1 Mar 2022

Omicron, worker exodus point to testing times ahead - economic reports

7:17 pm on 1 March 2022

Two economic reports are suggesting the economy is set to face pressures from the current Omicron outbreak and may lose significant numbers of workers to Australia.

An American Airlines Boeing 777 aircraft flies over the Sydney Harbour Bridge on June 7, 2016. (Photo by William WEST / AFP)

As many as 20,000 New Zealanders may head to Australia in a year, an ANZ report predicts, just like the old days before the pandemic. Photo: AFP

The NZ Institute of Economic Research's (NZIER) latest quarterly predictions has forecast growth of 4.9 percent this year, easing to 3 percent in 2023, with economic recovery to be slowed by the Omicron outbreak and rising interest rates.

NZIER principal economist Christina Leung said the scope of the outbreak along with the conflict in Ukraine has heightened the uncertainty over growth.

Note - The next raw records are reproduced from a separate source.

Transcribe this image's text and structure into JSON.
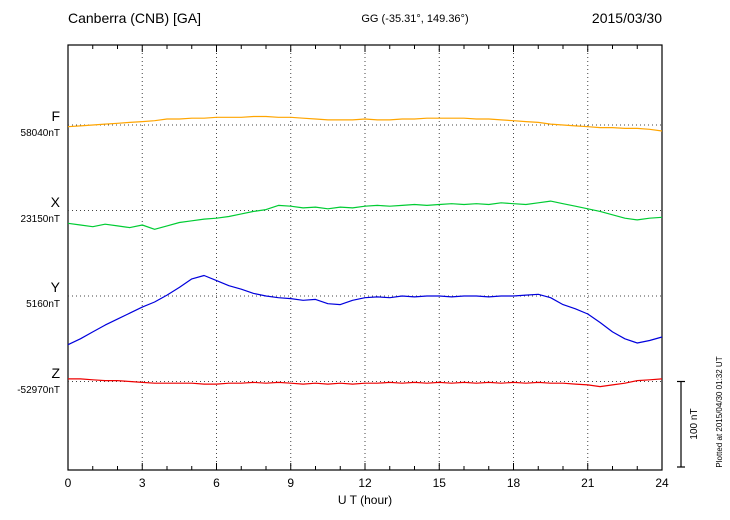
{
  "header": {
    "station": "Canberra (CNB) [GA]",
    "coords": "GG (-35.31°, 149.36°)",
    "date": "2015/03/30"
  },
  "right_panel": {
    "scale_label": "100 nT",
    "plotted_at": "Plotted at 2015/04/30 01:32 UT"
  },
  "chart_data": {
    "type": "line",
    "title": "Canberra (CNB) [GA] magnetogram 2015/03/30",
    "xlabel": "U T (hour)",
    "ylabel": "",
    "x_range": [
      0,
      24
    ],
    "x_ticks": [
      0,
      3,
      6,
      9,
      12,
      15,
      18,
      21,
      24
    ],
    "x_step_hours": 0.5,
    "grid": "dotted",
    "scale_bar_nT": 100,
    "series": [
      {
        "name": "F",
        "base_label": "58040nT",
        "base_value": 58040,
        "color": "#ffa500",
        "values": [
          58038,
          58039,
          58040,
          58041,
          58042,
          58043,
          58044,
          58045,
          58047,
          58047,
          58048,
          58048,
          58049,
          58049,
          58049,
          58050,
          58050,
          58049,
          58049,
          58048,
          58047,
          58046,
          58046,
          58046,
          58047,
          58046,
          58046,
          58047,
          58047,
          58048,
          58048,
          58048,
          58048,
          58047,
          58047,
          58046,
          58045,
          58044,
          58043,
          58041,
          58040,
          58039,
          58038,
          58037,
          58037,
          58036,
          58036,
          58035,
          58033
        ]
      },
      {
        "name": "X",
        "base_label": "23150nT",
        "base_value": 23150,
        "color": "#00cc33",
        "values": [
          23135,
          23133,
          23131,
          23134,
          23132,
          23130,
          23133,
          23128,
          23132,
          23136,
          23138,
          23140,
          23141,
          23143,
          23146,
          23149,
          23151,
          23156,
          23155,
          23153,
          23154,
          23152,
          23154,
          23153,
          23155,
          23156,
          23155,
          23156,
          23157,
          23156,
          23157,
          23158,
          23157,
          23158,
          23157,
          23159,
          23158,
          23157,
          23159,
          23161,
          23158,
          23155,
          23152,
          23149,
          23145,
          23141,
          23139,
          23141,
          23142
        ]
      },
      {
        "name": "Y",
        "base_label": "5160nT",
        "base_value": 5160,
        "color": "#0000dd",
        "values": [
          5103,
          5110,
          5118,
          5126,
          5133,
          5140,
          5147,
          5153,
          5161,
          5170,
          5180,
          5184,
          5178,
          5172,
          5168,
          5163,
          5160,
          5158,
          5157,
          5155,
          5156,
          5151,
          5150,
          5155,
          5158,
          5159,
          5158,
          5160,
          5159,
          5160,
          5160,
          5159,
          5160,
          5160,
          5159,
          5160,
          5160,
          5161,
          5162,
          5158,
          5150,
          5145,
          5139,
          5129,
          5118,
          5110,
          5105,
          5108,
          5112
        ]
      },
      {
        "name": "Z",
        "base_label": "-52970nT",
        "base_value": -52970,
        "color": "#ee0000",
        "values": [
          -52967,
          -52967,
          -52968,
          -52969,
          -52969,
          -52970,
          -52971,
          -52972,
          -52972,
          -52972,
          -52972,
          -52973,
          -52973,
          -52972,
          -52972,
          -52971,
          -52972,
          -52971,
          -52972,
          -52973,
          -52972,
          -52973,
          -52972,
          -52973,
          -52972,
          -52972,
          -52971,
          -52972,
          -52971,
          -52972,
          -52971,
          -52972,
          -52971,
          -52972,
          -52971,
          -52972,
          -52971,
          -52972,
          -52971,
          -52972,
          -52972,
          -52973,
          -52974,
          -52976,
          -52974,
          -52972,
          -52969,
          -52968,
          -52967
        ]
      }
    ]
  }
}
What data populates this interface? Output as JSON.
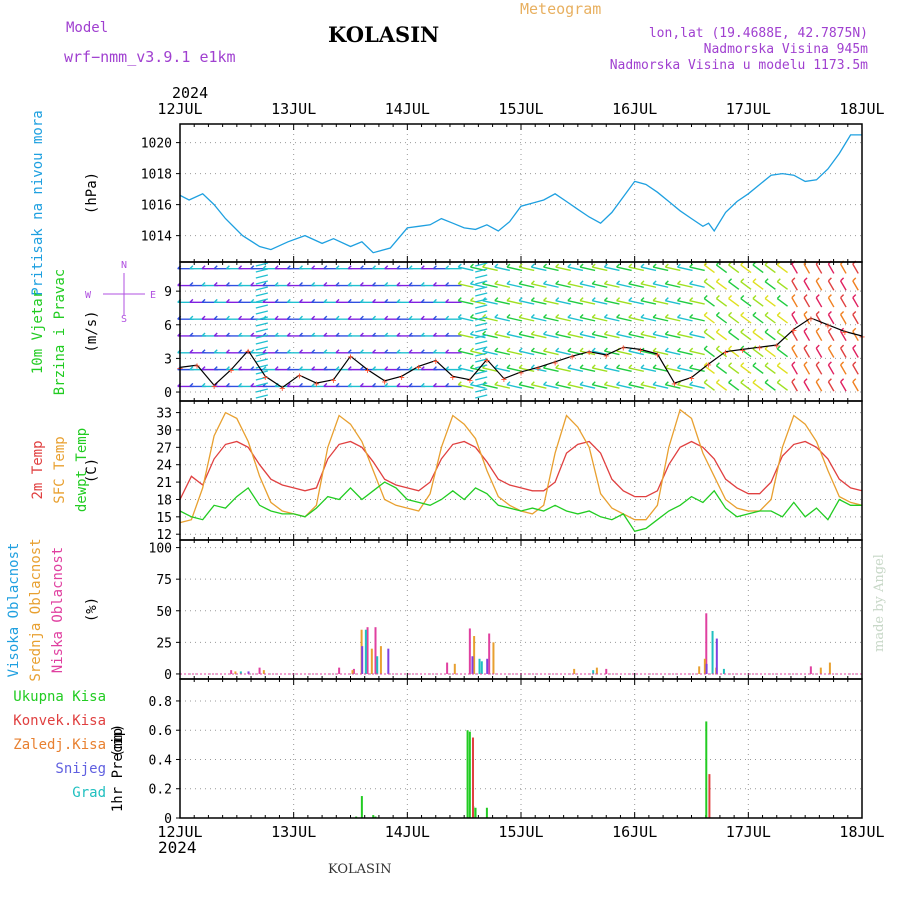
{
  "header": {
    "model_label": "Model",
    "model_name": "wrf−nmm_v3.9.1  e1km",
    "station": "KOLASIN",
    "meteogram": "Meteogram",
    "lonlat": "lon,lat (19.4688E, 42.7875N)",
    "elevation": "Nadmorska Visina 945m",
    "model_elevation": "Nadmorska Visina u modelu 1173.5m",
    "year": "2024",
    "footer_station": "KOLASIN",
    "credit": "made by Angel"
  },
  "x_ticks": [
    "12JUL",
    "13JUL",
    "14JUL",
    "15JUL",
    "16JUL",
    "17JUL",
    "18JUL"
  ],
  "chart_data": [
    {
      "type": "line",
      "panel": "pressure",
      "ylabel": "Pritisak na nivou mora",
      "unit": "(hPa)",
      "yticks": [
        1014,
        1016,
        1018,
        1020
      ],
      "ylim": [
        1012.3,
        1021.2
      ],
      "xlim": [
        0,
        6
      ],
      "series": [
        {
          "color": "#1ea0e0",
          "x": [
            0,
            0.08,
            0.2,
            0.3,
            0.4,
            0.55,
            0.7,
            0.8,
            0.95,
            1.1,
            1.25,
            1.35,
            1.5,
            1.6,
            1.7,
            1.85,
            2.0,
            2.1,
            2.2,
            2.3,
            2.4,
            2.5,
            2.6,
            2.7,
            2.8,
            2.9,
            3.0,
            3.1,
            3.2,
            3.3,
            3.4,
            3.5,
            3.6,
            3.7,
            3.8,
            3.9,
            4.0,
            4.1,
            4.2,
            4.3,
            4.4,
            4.5,
            4.6,
            4.65,
            4.7,
            4.8,
            4.9,
            5.0,
            5.1,
            5.2,
            5.3,
            5.4,
            5.5,
            5.6,
            5.7,
            5.8,
            5.9,
            6.0
          ],
          "y": [
            1016.6,
            1016.3,
            1016.7,
            1016.0,
            1015.1,
            1014.0,
            1013.3,
            1013.1,
            1013.6,
            1014.0,
            1013.5,
            1013.8,
            1013.3,
            1013.6,
            1012.9,
            1013.2,
            1014.5,
            1014.6,
            1014.7,
            1015.1,
            1014.8,
            1014.5,
            1014.4,
            1014.7,
            1014.3,
            1014.9,
            1015.9,
            1016.1,
            1016.3,
            1016.7,
            1016.2,
            1015.7,
            1015.2,
            1014.8,
            1015.5,
            1016.5,
            1017.5,
            1017.3,
            1016.8,
            1016.2,
            1015.6,
            1015.1,
            1014.6,
            1014.8,
            1014.3,
            1015.5,
            1016.2,
            1016.7,
            1017.3,
            1017.9,
            1018.0,
            1017.9,
            1017.5,
            1017.6,
            1018.3,
            1019.3,
            1020.5,
            1020.5
          ]
        }
      ]
    },
    {
      "type": "scatter",
      "panel": "wind",
      "ylabel": "10m Vjetar",
      "ylabel2": "Brzina i Pravac",
      "unit": "(m/s)",
      "yticks": [
        0,
        3,
        6,
        9
      ],
      "ylim": [
        -0.8,
        11.6
      ],
      "xlim": [
        0,
        6
      ],
      "compass": {
        "n": "N",
        "s": "S",
        "w": "W",
        "e": "E"
      },
      "series": [
        {
          "name_note": "speed",
          "color": "#000000",
          "x": [
            0,
            0.15,
            0.3,
            0.45,
            0.6,
            0.75,
            0.9,
            1.05,
            1.2,
            1.35,
            1.5,
            1.65,
            1.8,
            1.95,
            2.1,
            2.25,
            2.4,
            2.55,
            2.7,
            2.85,
            3.0,
            3.15,
            3.3,
            3.45,
            3.6,
            3.75,
            3.9,
            4.05,
            4.2,
            4.35,
            4.5,
            4.65,
            4.8,
            4.95,
            5.1,
            5.25,
            5.4,
            5.55,
            5.7,
            5.85,
            6.0
          ],
          "y": [
            2.2,
            2.4,
            0.6,
            2.0,
            3.7,
            1.4,
            0.4,
            1.5,
            0.8,
            1.1,
            3.2,
            2.0,
            1.0,
            1.4,
            2.3,
            2.8,
            1.4,
            1.1,
            2.9,
            1.2,
            1.8,
            2.2,
            2.7,
            3.2,
            3.6,
            3.3,
            4.0,
            3.8,
            3.4,
            0.8,
            1.3,
            2.5,
            3.6,
            3.8,
            4.0,
            4.2,
            5.6,
            6.6,
            6.0,
            5.4,
            5.0
          ]
        }
      ]
    },
    {
      "type": "line",
      "panel": "temperature",
      "ylabel": "2m Temp",
      "ylabel2": "SFC Temp",
      "ylabel3": "dewpt Temp",
      "unit": "(C)",
      "yticks": [
        12,
        15,
        18,
        21,
        24,
        27,
        30,
        33
      ],
      "ylim": [
        11.0,
        35.0
      ],
      "xlim": [
        0,
        6
      ],
      "series": [
        {
          "color": "#e04040",
          "x": [
            0,
            0.1,
            0.2,
            0.3,
            0.4,
            0.5,
            0.6,
            0.7,
            0.8,
            0.9,
            1.0,
            1.1,
            1.2,
            1.3,
            1.4,
            1.5,
            1.6,
            1.7,
            1.8,
            1.9,
            2.0,
            2.1,
            2.2,
            2.3,
            2.4,
            2.5,
            2.6,
            2.7,
            2.8,
            2.9,
            3.0,
            3.1,
            3.2,
            3.3,
            3.4,
            3.5,
            3.6,
            3.7,
            3.8,
            3.9,
            4.0,
            4.1,
            4.2,
            4.3,
            4.4,
            4.5,
            4.6,
            4.7,
            4.8,
            4.9,
            5.0,
            5.1,
            5.2,
            5.3,
            5.4,
            5.5,
            5.6,
            5.7,
            5.8,
            5.9,
            6.0
          ],
          "y": [
            18,
            22,
            20.5,
            25,
            27.5,
            28,
            27,
            24,
            21.5,
            20.5,
            20,
            19.5,
            20,
            25,
            27.5,
            28,
            27,
            24.5,
            21.5,
            20.5,
            20,
            19.5,
            21,
            25,
            27.5,
            28,
            27,
            24.5,
            21.5,
            20.5,
            20,
            19.5,
            19.5,
            21,
            26,
            27.5,
            28,
            26,
            21.5,
            19.5,
            18.5,
            18.5,
            19.5,
            24,
            27,
            28,
            27,
            25,
            21.5,
            20,
            19,
            19,
            21,
            25.5,
            27.5,
            28,
            27,
            25,
            21.5,
            20,
            19.5
          ]
        },
        {
          "color": "#e8a030",
          "x": [
            0,
            0.1,
            0.2,
            0.3,
            0.4,
            0.5,
            0.6,
            0.7,
            0.8,
            0.9,
            1.0,
            1.1,
            1.2,
            1.3,
            1.4,
            1.5,
            1.6,
            1.7,
            1.8,
            1.9,
            2.0,
            2.1,
            2.2,
            2.3,
            2.4,
            2.5,
            2.6,
            2.7,
            2.8,
            2.9,
            3.0,
            3.1,
            3.2,
            3.3,
            3.4,
            3.5,
            3.6,
            3.7,
            3.8,
            3.9,
            4.0,
            4.1,
            4.2,
            4.3,
            4.4,
            4.5,
            4.6,
            4.7,
            4.8,
            4.9,
            5.0,
            5.1,
            5.2,
            5.3,
            5.4,
            5.5,
            5.6,
            5.7,
            5.8,
            5.9,
            6.0
          ],
          "y": [
            14,
            14.5,
            20,
            29,
            33,
            32,
            28,
            22,
            17.5,
            16,
            15.5,
            15,
            17,
            27,
            32.5,
            31,
            28,
            23,
            18,
            17,
            16.5,
            16,
            19,
            27,
            32.5,
            31,
            28.5,
            23,
            18.5,
            17,
            16,
            15.5,
            17,
            26,
            32.5,
            30.5,
            27,
            19,
            16.5,
            15.5,
            14.5,
            14.5,
            17,
            27,
            33.5,
            32,
            26,
            22,
            18,
            16.5,
            16,
            16,
            18,
            27,
            32.5,
            31,
            28,
            23,
            18.5,
            17.5,
            17
          ]
        },
        {
          "color": "#22cc22",
          "x": [
            0,
            0.1,
            0.2,
            0.3,
            0.4,
            0.5,
            0.6,
            0.7,
            0.8,
            0.9,
            1.0,
            1.1,
            1.2,
            1.3,
            1.4,
            1.5,
            1.6,
            1.7,
            1.8,
            1.9,
            2.0,
            2.1,
            2.2,
            2.3,
            2.4,
            2.5,
            2.6,
            2.7,
            2.8,
            2.9,
            3.0,
            3.1,
            3.2,
            3.3,
            3.4,
            3.5,
            3.6,
            3.7,
            3.8,
            3.9,
            4.0,
            4.1,
            4.2,
            4.3,
            4.4,
            4.5,
            4.6,
            4.7,
            4.8,
            4.9,
            5.0,
            5.1,
            5.2,
            5.3,
            5.4,
            5.5,
            5.6,
            5.7,
            5.8,
            5.9,
            6.0
          ],
          "y": [
            16,
            15,
            14.5,
            17,
            16.5,
            18.5,
            20,
            17,
            16,
            15.5,
            15.5,
            15,
            16.5,
            18.5,
            18,
            20,
            18,
            19.5,
            21,
            20,
            18,
            17.5,
            17,
            18,
            19.5,
            18,
            20,
            19,
            17,
            16.5,
            16,
            16.5,
            16,
            17,
            16,
            15.5,
            16,
            15,
            14.5,
            15.5,
            12.5,
            13,
            14.5,
            16,
            17,
            18.5,
            17.5,
            19.5,
            16.5,
            15,
            15.5,
            16,
            16,
            15,
            17.5,
            15,
            16.5,
            14.5,
            18,
            17,
            17
          ]
        }
      ]
    },
    {
      "type": "bar",
      "panel": "clouds",
      "ylabel": "Visoka Oblacnost",
      "ylabel2": "Srednja Oblacnost",
      "ylabel3": "Niska Oblacnost",
      "unit": "(%)",
      "yticks": [
        0,
        25,
        50,
        75,
        100
      ],
      "ylim": [
        -4,
        106
      ],
      "xlim": [
        0,
        6
      ],
      "series": [
        {
          "color": "#e040a0",
          "x": [
            0.45,
            0.7,
            1.4,
            1.53,
            1.65,
            1.72,
            2.35,
            2.55,
            2.72,
            3.75,
            4.63,
            5.55
          ],
          "y": [
            3,
            5,
            5,
            4,
            37,
            37,
            9,
            36,
            32,
            4,
            48,
            6
          ]
        },
        {
          "color": "#e8a030",
          "x": [
            0.47,
            0.72,
            1.5,
            1.58,
            1.67,
            1.75,
            2.4,
            2.57,
            2.74,
            3.45,
            3.65,
            4.55,
            4.6,
            4.7,
            5.62,
            5.7
          ],
          "y": [
            2,
            3,
            3,
            35,
            20,
            22,
            8,
            30,
            25,
            4,
            5,
            6,
            12,
            5,
            5,
            9
          ]
        },
        {
          "color": "#20c0c0",
          "x": [
            0.5,
            1.6,
            1.7,
            2.6,
            2.62,
            3.6,
            4.65,
            4.75
          ],
          "y": [
            2,
            35,
            14,
            12,
            10,
            3,
            34,
            4
          ]
        },
        {
          "color": "#8040e0",
          "x": [
            0.55,
            1.55,
            1.78,
            2.52,
            2.65,
            4.58,
            4.67
          ],
          "y": [
            2,
            22,
            20,
            14,
            12,
            8,
            28
          ]
        }
      ]
    },
    {
      "type": "bar",
      "panel": "precip",
      "ylabel": "1hr Precip",
      "unit": "(mm)",
      "yticks": [
        0,
        0.2,
        0.4,
        0.6,
        0.8
      ],
      "ylim": [
        0,
        0.95
      ],
      "xlim": [
        0,
        6
      ],
      "legend": [
        "Ukupna Kisa",
        "Konvek.Kisa",
        "Zaledj.Kisa",
        "Snijeg",
        "Grad"
      ],
      "legend_colors": [
        "#22cc22",
        "#e04040",
        "#e88030",
        "#6060e0",
        "#20c0c0"
      ],
      "series": [
        {
          "color": "#22cc22",
          "x": [
            1.55,
            1.6,
            1.7,
            1.72,
            2.53,
            2.55,
            2.58,
            2.6,
            2.7,
            4.63
          ],
          "y": [
            0.01,
            0.15,
            0.02,
            0.01,
            0.6,
            0.59,
            0.08,
            0.07,
            0.07,
            0.66
          ]
        },
        {
          "color": "#e04040",
          "x": [
            2.56,
            4.64
          ],
          "y": [
            0.55,
            0.3
          ]
        }
      ]
    }
  ]
}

"Although we continue to expect the resilient New Zealand economy to recover over the coming year, the additional challenges should weigh on the pace of this recovery."

Leung said Omicron has raised the prospect of widespread worker shortages due to illness or self-isolation hitting businesses, while surging inflation caused by supply chain disruptions and labour shortages were hitting households and businesses.

"Inflation pressures have been broad-based, as more businesses are able to pass on higher costs to customers by raising prices," she said.

The Reserve Bank's determination to counter inflation through raising the official cash rate would ripple through the economy.

"We expect the impact of higher interest rates on the economy will become more apparent later this year as households face repricing of their fixed rate mortgages and rein in their discretionary spending. Overall, these developments point to a more protracted recovery in the New Zealand economy."

Christchurch based housing

The squeeze will go on many households when mortgages need to be refixed, one of the reports says. Photo: RNZ / Nate McKinnon

Worker flight across Tasman

Meanwhile, an ANZ economic report on the impact of the re-opening of borders suggested that New Zealand could lose workers overseas, especially to Australia.

"Beyond the initial pent-up demand for travel, the economic fundamentals do seem to favour a net outflow of Kiwis to Australia," the ANZ report said.

It said Australia's employment outlook seemed strong and it expected there would eventually be a reversion to the migration trend of the past decade or more of a net outflow of New Zealanders to Australia.

"Something in the order of 20,000 people a year would be consistent with previous flows when the Australian labour market was last as (relatively) strong as we're forecasting - although the actual number is highly uncertain given all the Covid-laced water that's flowed under the bridge in the past few years."

The report suggested that the past pattern of migrants from other countries offsetting the outflow to Australia might not occur, because mass immigration was not likely in the near term.

"Depending on the evolution of reopening plans, we could then see a couple of quarters of significantly negative net immigration over mid-2022, at the same time as the labour market is the tightest it's been on record."

It said that would put further pressure on an already tight labour market, but had potential implications also for housing and spending.